Amazon Slams Alexandria Ocasio-Cortez's 'Starvation Wages' Accusation As 'Absurd'

But the New York congresswoman stands by her criticism, pointing out the tech giant's history of not paying employees a "living wage."

After Rep. Alexandria Ocasio-Cortez (D-N.Y.) accused Amazon of paying its employees “starvation wages” while its CEO Jeff Bezos enjoys the billionaire life, the tech giant pushed back, calling the congresswoman’s remarks “absurd” and “just wrong.”

Speaking with ABC News’ “This Week” on Sunday, Ocasio-Cortez suggested Amazon was not fairly compensating its employees while Bezos, who has a net worth of roughly $118 billion, continues to fatten his coffers.

The freshman congresswoman clarified that she doesn’t care if Bezos is a billionaire as long as Amazon pays its workers a “living wage” and provides them with adequate benefits.
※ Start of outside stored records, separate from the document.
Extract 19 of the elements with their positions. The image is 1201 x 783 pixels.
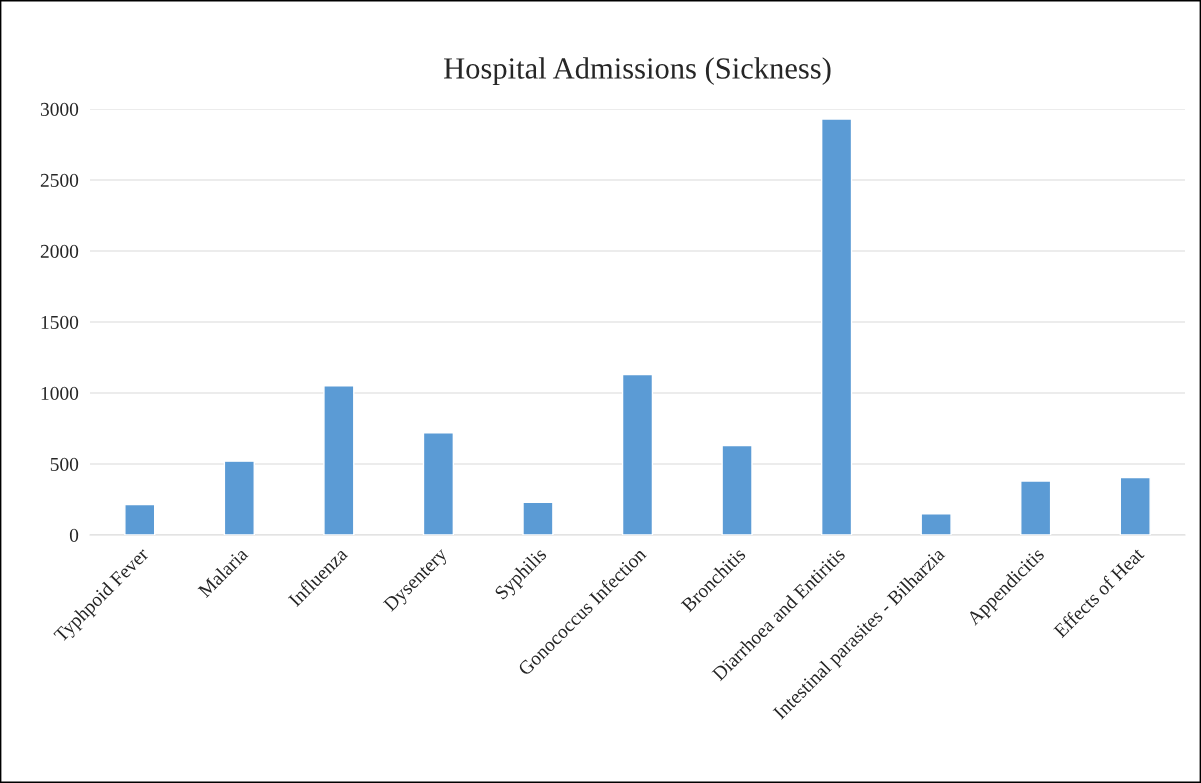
bar: [522, 501, 554, 535]
bar: [820, 118, 853, 535]
bar: [920, 513, 952, 535]
y-tick-label: 500: [50, 457, 79, 471]
bar: [124, 503, 156, 535]
bar: [422, 432, 455, 535]
bar: [621, 373, 654, 535]
y-tick-label: 1000: [41, 386, 79, 400]
bar: [721, 444, 753, 535]
chart-title: Hospital Admissions (Sickness): [444, 57, 831, 85]
bar: [1020, 480, 1052, 535]
y-tick-label: 1500: [41, 315, 79, 329]
y-tick-label: 3000: [40, 102, 79, 116]
bar: [323, 385, 355, 535]
y-tick-label: 2000: [40, 244, 79, 258]
y-tick-label: 2500: [40, 173, 79, 187]
y-tick-label: 0: [69, 528, 79, 542]
bar: [1119, 476, 1151, 535]
bar: [223, 460, 255, 535]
But, she said, if Bezos’ wealth is “predicated on paying people starvation wages and stripping them of the ability to access health care,” then that’s a major problem.

Amazon hit back on Monday, saying in a tweet that it was “a leader on pay at $15 min wage + full benefits from day one.”
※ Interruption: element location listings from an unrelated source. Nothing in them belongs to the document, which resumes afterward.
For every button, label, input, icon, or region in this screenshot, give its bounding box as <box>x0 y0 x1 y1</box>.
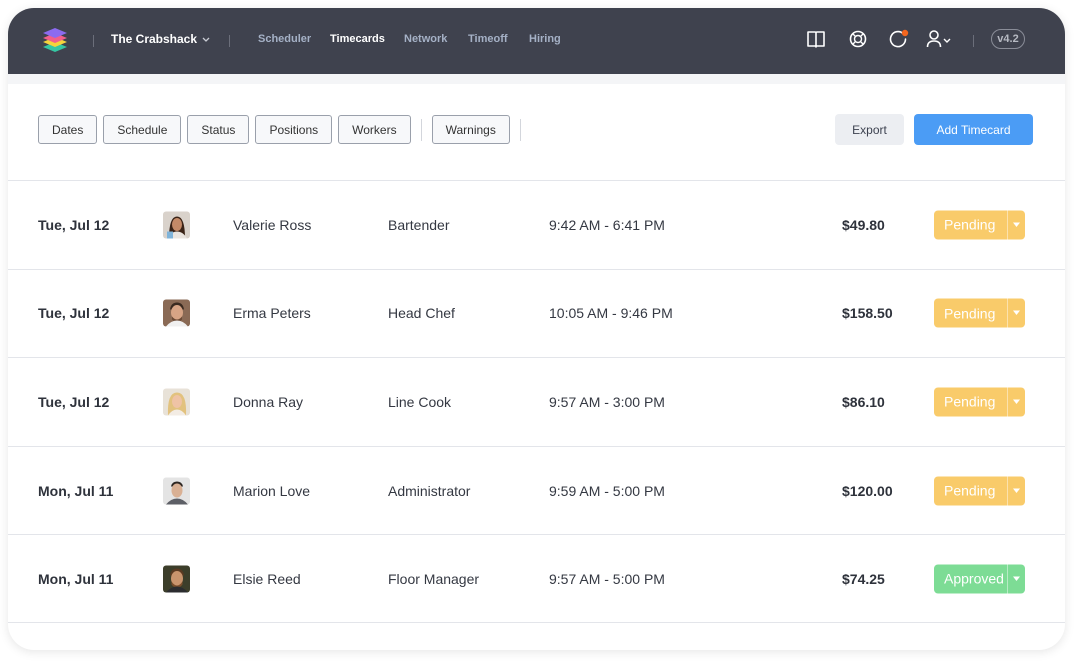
worker-position: Administrator <box>388 482 471 499</box>
status-label: Approved <box>944 570 1004 587</box>
filter-bar: Dates Schedule Status Positions Workers … <box>38 115 525 144</box>
filter-schedule-button[interactable]: Schedule <box>103 115 182 144</box>
app-logo-icon[interactable] <box>42 27 68 53</box>
status-label: Pending <box>944 482 996 499</box>
worker-name: Valerie Ross <box>233 216 312 233</box>
status-label: Pending <box>944 393 996 410</box>
worker-name: Erma Peters <box>233 305 311 322</box>
avatar <box>163 388 190 416</box>
status-label: Pending <box>944 216 996 233</box>
status-label: Pending <box>944 305 996 322</box>
worker-position: Line Cook <box>388 393 452 410</box>
timecard-date: Tue, Jul 12 <box>38 216 110 233</box>
shift-time: 9:57 AM - 5:00 PM <box>549 570 665 587</box>
nav-timecards[interactable]: Timecards <box>330 33 385 45</box>
timecard-amount: $120.00 <box>842 482 893 499</box>
nav-hiring[interactable]: Hiring <box>529 33 561 45</box>
filter-status-button[interactable]: Status <box>187 115 250 144</box>
worker-name: Donna Ray <box>233 393 304 410</box>
table-row[interactable]: Tue, Jul 12 Erma Peters Head Chef 10:05 … <box>8 268 1065 358</box>
nav-timeoff[interactable]: Timeoff <box>468 33 508 45</box>
filter-workers-button[interactable]: Workers <box>338 115 411 144</box>
status-dropdown[interactable]: Approved <box>934 564 1025 594</box>
shift-time: 9:57 AM - 3:00 PM <box>549 393 665 410</box>
chevron-down-icon <box>202 37 210 42</box>
avatar <box>163 211 190 239</box>
caret-down-icon[interactable] <box>1007 387 1025 417</box>
timecard-date: Mon, Jul 11 <box>38 482 114 499</box>
table-row[interactable]: Mon, Jul 11 Elsie Reed Floor Manager 9:5… <box>8 534 1065 623</box>
support-icon[interactable] <box>847 28 869 50</box>
warnings-button[interactable]: Warnings <box>431 115 510 144</box>
caret-down-icon[interactable] <box>1007 476 1025 506</box>
table-row[interactable]: Tue, Jul 12 Valerie Ross Bartender 9:42 … <box>8 180 1065 269</box>
avatar <box>163 565 190 593</box>
timecard-date: Mon, Jul 11 <box>38 570 114 587</box>
nav-scheduler[interactable]: Scheduler <box>258 33 312 45</box>
filter-dates-button[interactable]: Dates <box>38 115 98 144</box>
header-shadow-band <box>8 74 1065 84</box>
export-button[interactable]: Export <box>835 114 904 145</box>
timecard-list: Tue, Jul 12 Valerie Ross Bartender 9:42 … <box>8 180 1065 623</box>
caret-down-icon[interactable] <box>1007 298 1025 328</box>
divider <box>420 118 422 141</box>
org-name: The Crabshack <box>111 32 198 46</box>
divider <box>519 118 521 141</box>
shift-time: 9:59 AM - 5:00 PM <box>549 482 665 499</box>
table-row[interactable]: Mon, Jul 11 Marion Love Administrator 9:… <box>8 445 1065 535</box>
worker-position: Floor Manager <box>388 570 480 587</box>
status-dropdown[interactable]: Pending <box>934 476 1025 506</box>
top-bar: The Crabshack Scheduler Timecards Networ… <box>8 8 1065 74</box>
user-menu-icon[interactable] <box>926 28 952 50</box>
timecard-amount: $158.50 <box>842 305 893 322</box>
divider <box>973 35 974 47</box>
nav-network[interactable]: Network <box>404 33 448 45</box>
status-dropdown[interactable]: Pending <box>934 210 1025 240</box>
caret-down-icon[interactable] <box>1007 210 1025 240</box>
shift-time: 9:42 AM - 6:41 PM <box>549 216 665 233</box>
app-window: The Crabshack Scheduler Timecards Networ… <box>8 8 1065 650</box>
worker-name: Marion Love <box>233 482 311 499</box>
filter-positions-button[interactable]: Positions <box>255 115 333 144</box>
status-dropdown[interactable]: Pending <box>934 298 1025 328</box>
worker-name: Elsie Reed <box>233 570 301 587</box>
caret-down-icon[interactable] <box>1007 564 1025 594</box>
status-dropdown[interactable]: Pending <box>934 387 1025 417</box>
add-timecard-button[interactable]: Add Timecard <box>914 114 1033 145</box>
book-icon[interactable] <box>805 28 827 50</box>
timecard-date: Tue, Jul 12 <box>38 305 110 322</box>
timecard-amount: $49.80 <box>842 216 885 233</box>
timecard-amount: $74.25 <box>842 570 885 587</box>
timecard-date: Tue, Jul 12 <box>38 393 110 410</box>
worker-position: Bartender <box>388 216 450 233</box>
worker-position: Head Chef <box>388 305 455 322</box>
avatar <box>163 477 190 505</box>
notifications-icon[interactable] <box>887 28 909 50</box>
timecard-amount: $86.10 <box>842 393 885 410</box>
org-switcher[interactable]: The Crabshack <box>111 32 211 46</box>
shift-time: 10:05 AM - 9:46 PM <box>549 305 673 322</box>
avatar <box>163 299 190 327</box>
version-badge: v4.2 <box>991 29 1025 49</box>
divider <box>229 35 230 47</box>
table-row[interactable]: Tue, Jul 12 Donna Ray Line Cook 9:57 AM … <box>8 357 1065 446</box>
divider <box>93 35 94 47</box>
Jay Carney, Amazon’s senior vice president of global corporate affairs, accused Ocasio-Cortez of “making stuff up about Amazon.” The company told CNN in a statement that the congresswoman’s allegations were “absurd.”

But Ocasio-Cortez, a frequent critic of Amazon, had a rebuttal of her own.

She took issue with the company’s use of the term “from day one,” sharing a link on Twitter on Monday night to a Daily Beast story from September about Amazon employees living “paycheck to paycheck” and some relying on public assistance programs to make ends meet.

“If a person is working 40h/week & is paid so little that they need gov help to make ends meet, it’s not the person that’s a weight on our system ― it’s the company,” Ocasio-Cortez said.

Amazon raised its minimum wage to $15 per hour last year after facing public pressure to do so. The company said at the time that its public policy team would also begin lobbying for an increase in the federal minimum wage.

“We listened to our critics, thought hard about what we wanted to do, and decided we want to lead,” Bezos said in a statement of the wage increase. “We’re excited about this change and encourage our competitors and other large employers to join us.”